Alles in allem sei das internationale Regelwerk für die „Abfallverbringung so ausgewogen konzipiert, dass dem Umweltschutz und dem Handel mit der Ressource Abfall gleichermaßen Rechnung getragen wird“, sagt Kurth. „Die grenzüberschreitende Verbringung von Abfällen hat zweifelsohne ihren Platz in einer Kreislaufwirtschaft“, heißt es auch beim Naturschutzbund Deutschland (Nabu).

Der Abfallhandel dürfe jedoch nicht dazu missbraucht werden, Abfälle zu Lasten der Zielländer zu entsorgen. „Eine regionale Abfallverwertung sollte das Ziel einer modernen Kreislaufwirtschaft sein“, meint der Nabu. Das „räumliche Auslagern der Abfallproblematik“ sei hingegen ein Sinnbild dafür, wie wir über unsere Verhältnisse leben.

Vor allem Metalle werden gehandelt

Davon könne keine Rede sein, meint Kurth und hält die deutsche Abfallexportquote von nur sechs Prozent dagegen. Das größte Exportgut ist Metall mit zehn Millionen Tonnen oder einem Anteil von 41 Prozent. Die Metalle „ersetzen primäre Rohstoffe, sparen Energie und Umwelteingriffe“, argumentiert der Verband der Entsorgungswirtschaft in seiner Studie.

Nach den Metallen stehen auf Platz zwei pflanzliche und tierische Abfälle mit einem Anteil von 25 Prozent. Elf Prozent der Exportmenge macht das Altpapier aus, gefolgt von Aschen und Schlacken mit einem Anteil von neun Prozent.

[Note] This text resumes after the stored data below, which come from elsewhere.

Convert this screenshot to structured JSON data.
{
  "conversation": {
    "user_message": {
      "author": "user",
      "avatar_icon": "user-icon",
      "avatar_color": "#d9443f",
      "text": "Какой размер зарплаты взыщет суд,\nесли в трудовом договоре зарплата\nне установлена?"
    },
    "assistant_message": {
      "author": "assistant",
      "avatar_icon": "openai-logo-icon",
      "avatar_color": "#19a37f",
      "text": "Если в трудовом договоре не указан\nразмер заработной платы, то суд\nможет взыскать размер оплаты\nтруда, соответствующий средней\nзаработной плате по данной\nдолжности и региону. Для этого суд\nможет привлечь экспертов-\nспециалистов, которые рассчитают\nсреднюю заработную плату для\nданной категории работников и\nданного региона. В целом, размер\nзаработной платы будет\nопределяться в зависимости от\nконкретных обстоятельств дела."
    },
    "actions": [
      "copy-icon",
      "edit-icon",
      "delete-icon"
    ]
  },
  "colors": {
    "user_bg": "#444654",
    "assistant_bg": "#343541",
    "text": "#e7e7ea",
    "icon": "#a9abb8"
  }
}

Der Studie zufolge entfallen 95 Prozent der Abfallexportmenge auf 24 Länder. Mit einem Anteil von 26 Prozent liegen die Niederlande an der Spitze. Das kann indes auch bedeuten, dass die Niederlande als Transitland genutzt werden und der Müll in Rotterdam Richtung Asien verschifft wird.

In dem Fall käme Malaysia vermutlich auf einen höheren Anteil als das statistische eine Prozent und Platz 20 auf der Liste der Exportländer. Alles in allem gehen 89 Prozent der deutschen Müllexporte in europäische Länder und zehn Prozent nach Asien.

Batteriegesetz enttäuscht

BBDE-Chef Kurth äußerte sich enttäuscht über die Reform des Batteriegesetzes, die am Donnerstag durch den Bundestag ging. Es sei „der Gipfel an Unambitioniertheit“, eine Sammelquote gesetzlich festzuschreiben, die heute schon übertroffen werde.

Die Quote für Altbatterien wird von 45 auf 50 Prozent leicht erhöht – obgleich zuletzt bereits 52 Prozent der verbrauchten Batterien in Sammelbehältern landeten. „Der Markt wird mit Lithium-Ionen-Batterien geflutet“, sagte Kurth auch mit Blick auf die Millionen E-Bikes, doch die Politik reagiere nicht. Auch der Verzicht auf eine Pfandpflicht sei enttäuschend. „Wir hätten uns von der großen Koalition mehr erwartet“, sagte Kurth.